Evaluation of computational and energy performance in matrix multiplication algorithms on CPU and GPU using MKL, cuBLAS and SYCL
L. A. Torres, Carlos J. Barrios H, Yves Denneulin
TL;DR
The paper evaluates CPU–GPU performance and energy for $N\times N$ GEMM on FP32 across MKL, cuBLAS, and SYCL, spanning multiple generations of Intel CPUs and NVIDIA GPUs. It compares CUDA with Tensor Cores, AVX2/AVX512 intrinsics, OpenMP, and SYCL, measuring execution time and energy via PAPI and PERF, with $32\times32$ to $8192\times8192$ matrices and multiple repetitions. Key findings show MKL on CPU and cuBLAS (without Tensor Cores) on GPU deliver the fastest times, while SYCL on CPU achieves high accuracy; Tensor Cores dramatically boost GPU speed but can increase MSE relative to CPU baselines. The results highlight that modern CPUs can match or exceed GPU performance for large GEMMs at the cost of higher power consumption, and that hardware characteristics (cores, clock, PCIe bandwidth, compute capability) strongly condition these outcomes, underscoring the need for re-evaluation on newer generations.
Abstract
Matrix multiplication is fundamental in the backpropagation algorithm used to train deep neural network models. Libraries like Intel's MKL or NVIDIA's cuBLAS implemented new and optimized matrix multiplication techniques that increase performance and reduce computational costs. These techniques can also be implemented in CUDA and SYCL and functions with AVX2 and AVX512 instructions, which have lower performance but better precision. The study compares execution times and power consumption using PAPI and PERF and compares accuracy for different matrix sizes. Comparisons were made on architectures such as third and fourth-generation Intel CPUs and NVIDIA V100 and A100 GPUs. The MKL library showed the best performance with a slight loss of precision, while OpenMP and SYCL on the CPU implementation showed the best accuracy but a loss of performance. On the other hand, the results on GPU showed that cuBLAS with tensor cores had the best performance; however, it had a cost in accuracy.

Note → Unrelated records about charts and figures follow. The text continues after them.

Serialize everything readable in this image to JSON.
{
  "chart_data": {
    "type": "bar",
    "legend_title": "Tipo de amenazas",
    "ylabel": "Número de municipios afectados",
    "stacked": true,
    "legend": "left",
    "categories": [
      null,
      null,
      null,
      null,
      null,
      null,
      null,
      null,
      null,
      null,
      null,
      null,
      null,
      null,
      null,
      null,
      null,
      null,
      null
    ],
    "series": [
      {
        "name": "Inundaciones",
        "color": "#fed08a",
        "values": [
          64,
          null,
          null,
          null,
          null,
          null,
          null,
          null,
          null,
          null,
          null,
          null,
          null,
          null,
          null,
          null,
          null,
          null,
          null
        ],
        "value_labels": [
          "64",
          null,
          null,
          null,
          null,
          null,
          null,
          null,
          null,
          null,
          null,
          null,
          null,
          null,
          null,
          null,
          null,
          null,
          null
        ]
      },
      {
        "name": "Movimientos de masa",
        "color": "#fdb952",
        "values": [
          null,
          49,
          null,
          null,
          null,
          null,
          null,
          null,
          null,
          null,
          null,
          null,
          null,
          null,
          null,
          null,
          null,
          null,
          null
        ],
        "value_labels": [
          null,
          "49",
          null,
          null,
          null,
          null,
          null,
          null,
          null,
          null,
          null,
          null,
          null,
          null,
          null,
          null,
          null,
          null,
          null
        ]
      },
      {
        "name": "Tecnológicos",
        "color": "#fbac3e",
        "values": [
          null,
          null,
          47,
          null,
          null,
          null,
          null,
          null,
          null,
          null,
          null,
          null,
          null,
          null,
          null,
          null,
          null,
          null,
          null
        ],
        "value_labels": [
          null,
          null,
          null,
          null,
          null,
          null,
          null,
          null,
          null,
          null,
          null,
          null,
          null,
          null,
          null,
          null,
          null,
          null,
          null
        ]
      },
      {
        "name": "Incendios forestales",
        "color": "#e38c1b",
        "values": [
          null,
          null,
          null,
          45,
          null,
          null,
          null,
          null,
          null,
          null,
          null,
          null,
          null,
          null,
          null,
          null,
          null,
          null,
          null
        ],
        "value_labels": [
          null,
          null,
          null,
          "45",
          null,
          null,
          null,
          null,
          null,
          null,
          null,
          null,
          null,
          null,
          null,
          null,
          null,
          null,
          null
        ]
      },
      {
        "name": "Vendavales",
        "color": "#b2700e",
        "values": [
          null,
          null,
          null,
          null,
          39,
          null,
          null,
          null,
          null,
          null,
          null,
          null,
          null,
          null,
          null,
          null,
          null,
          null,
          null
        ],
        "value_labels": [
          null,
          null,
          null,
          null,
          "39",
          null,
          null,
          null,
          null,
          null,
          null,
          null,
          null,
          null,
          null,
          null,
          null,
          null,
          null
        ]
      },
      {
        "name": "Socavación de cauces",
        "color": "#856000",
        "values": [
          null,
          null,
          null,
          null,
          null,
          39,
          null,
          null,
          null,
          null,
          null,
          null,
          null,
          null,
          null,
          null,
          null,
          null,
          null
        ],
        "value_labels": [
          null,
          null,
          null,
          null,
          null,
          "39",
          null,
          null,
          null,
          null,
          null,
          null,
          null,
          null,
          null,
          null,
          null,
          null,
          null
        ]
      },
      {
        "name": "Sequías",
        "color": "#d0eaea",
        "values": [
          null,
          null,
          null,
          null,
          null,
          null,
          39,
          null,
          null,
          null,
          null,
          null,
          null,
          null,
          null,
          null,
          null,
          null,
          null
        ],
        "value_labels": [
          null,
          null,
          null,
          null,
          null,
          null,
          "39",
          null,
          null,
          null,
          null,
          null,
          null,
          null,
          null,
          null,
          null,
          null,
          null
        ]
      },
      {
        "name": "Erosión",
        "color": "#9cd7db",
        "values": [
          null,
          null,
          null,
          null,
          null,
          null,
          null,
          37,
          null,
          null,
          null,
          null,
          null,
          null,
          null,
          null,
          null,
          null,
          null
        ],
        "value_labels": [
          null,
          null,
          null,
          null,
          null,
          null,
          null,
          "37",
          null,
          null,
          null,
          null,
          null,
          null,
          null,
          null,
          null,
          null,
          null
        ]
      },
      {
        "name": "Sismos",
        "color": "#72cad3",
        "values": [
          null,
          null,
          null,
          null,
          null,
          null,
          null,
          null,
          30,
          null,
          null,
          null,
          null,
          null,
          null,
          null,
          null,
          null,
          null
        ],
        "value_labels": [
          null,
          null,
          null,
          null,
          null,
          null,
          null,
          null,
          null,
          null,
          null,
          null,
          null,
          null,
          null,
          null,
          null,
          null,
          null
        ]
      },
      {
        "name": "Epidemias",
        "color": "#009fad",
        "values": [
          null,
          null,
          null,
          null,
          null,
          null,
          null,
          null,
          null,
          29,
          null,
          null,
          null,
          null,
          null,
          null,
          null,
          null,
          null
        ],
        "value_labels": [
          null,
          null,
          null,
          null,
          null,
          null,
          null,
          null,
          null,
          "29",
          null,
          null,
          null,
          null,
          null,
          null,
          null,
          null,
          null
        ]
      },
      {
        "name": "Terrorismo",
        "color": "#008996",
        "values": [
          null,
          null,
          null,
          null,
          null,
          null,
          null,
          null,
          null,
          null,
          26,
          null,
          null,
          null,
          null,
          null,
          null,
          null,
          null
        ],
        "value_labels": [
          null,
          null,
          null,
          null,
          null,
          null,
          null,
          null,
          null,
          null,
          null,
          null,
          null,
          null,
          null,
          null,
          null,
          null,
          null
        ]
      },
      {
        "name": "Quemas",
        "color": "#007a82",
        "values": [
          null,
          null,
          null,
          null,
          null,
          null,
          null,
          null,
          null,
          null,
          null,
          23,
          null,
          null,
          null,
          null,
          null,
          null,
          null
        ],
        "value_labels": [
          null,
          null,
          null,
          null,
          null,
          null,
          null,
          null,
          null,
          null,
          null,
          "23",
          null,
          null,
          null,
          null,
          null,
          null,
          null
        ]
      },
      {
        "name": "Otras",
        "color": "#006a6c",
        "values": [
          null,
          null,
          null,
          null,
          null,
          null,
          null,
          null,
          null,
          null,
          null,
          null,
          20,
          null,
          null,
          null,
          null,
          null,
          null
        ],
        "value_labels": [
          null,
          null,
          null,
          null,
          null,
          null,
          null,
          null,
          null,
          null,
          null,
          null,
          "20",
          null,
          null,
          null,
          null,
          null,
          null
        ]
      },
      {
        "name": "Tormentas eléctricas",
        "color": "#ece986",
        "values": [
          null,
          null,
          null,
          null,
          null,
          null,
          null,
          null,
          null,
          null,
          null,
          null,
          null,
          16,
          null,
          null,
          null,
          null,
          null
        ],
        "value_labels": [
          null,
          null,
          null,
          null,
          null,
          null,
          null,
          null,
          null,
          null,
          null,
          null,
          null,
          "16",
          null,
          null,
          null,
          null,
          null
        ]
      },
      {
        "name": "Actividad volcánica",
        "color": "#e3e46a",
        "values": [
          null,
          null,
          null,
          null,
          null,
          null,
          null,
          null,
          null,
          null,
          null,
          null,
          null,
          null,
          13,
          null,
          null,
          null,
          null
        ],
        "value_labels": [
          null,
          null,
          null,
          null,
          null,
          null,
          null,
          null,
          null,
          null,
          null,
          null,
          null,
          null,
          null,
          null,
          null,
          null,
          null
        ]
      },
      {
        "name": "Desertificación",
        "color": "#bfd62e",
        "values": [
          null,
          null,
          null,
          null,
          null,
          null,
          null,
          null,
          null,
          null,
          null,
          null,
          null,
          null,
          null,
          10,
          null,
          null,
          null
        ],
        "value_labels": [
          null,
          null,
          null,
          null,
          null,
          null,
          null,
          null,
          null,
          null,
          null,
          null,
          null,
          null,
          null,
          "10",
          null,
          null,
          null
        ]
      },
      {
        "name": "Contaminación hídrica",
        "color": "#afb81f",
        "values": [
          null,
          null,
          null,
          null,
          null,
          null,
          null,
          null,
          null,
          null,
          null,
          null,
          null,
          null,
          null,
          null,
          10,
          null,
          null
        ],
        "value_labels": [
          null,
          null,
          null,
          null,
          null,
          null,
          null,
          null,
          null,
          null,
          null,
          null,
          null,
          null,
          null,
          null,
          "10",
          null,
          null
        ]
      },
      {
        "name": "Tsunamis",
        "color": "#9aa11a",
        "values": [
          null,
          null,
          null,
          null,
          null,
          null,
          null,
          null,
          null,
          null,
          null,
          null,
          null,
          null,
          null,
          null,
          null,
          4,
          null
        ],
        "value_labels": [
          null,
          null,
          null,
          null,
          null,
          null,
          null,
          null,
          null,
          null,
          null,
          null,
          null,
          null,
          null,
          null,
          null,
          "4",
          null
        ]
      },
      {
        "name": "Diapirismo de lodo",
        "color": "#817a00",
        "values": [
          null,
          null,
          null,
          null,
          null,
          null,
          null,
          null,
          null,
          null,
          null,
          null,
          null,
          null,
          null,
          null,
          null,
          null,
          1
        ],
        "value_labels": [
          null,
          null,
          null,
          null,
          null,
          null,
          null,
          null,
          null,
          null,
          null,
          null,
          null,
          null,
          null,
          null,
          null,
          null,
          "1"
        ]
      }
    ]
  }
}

The cuBLAS library without these specialized cores shows minimal performance loss and much higher accuracy. The data obtained on different architectures showed that the CPU could achieve performance close to that obtained on the GPU with increased power consumption. These results are conditional on certain hardware specifications, such as the number of cores, clock frequency, processor generation for the CPU, and the speed and bandwidth of the PCI bus and device architecture (compute capability) for the GPU.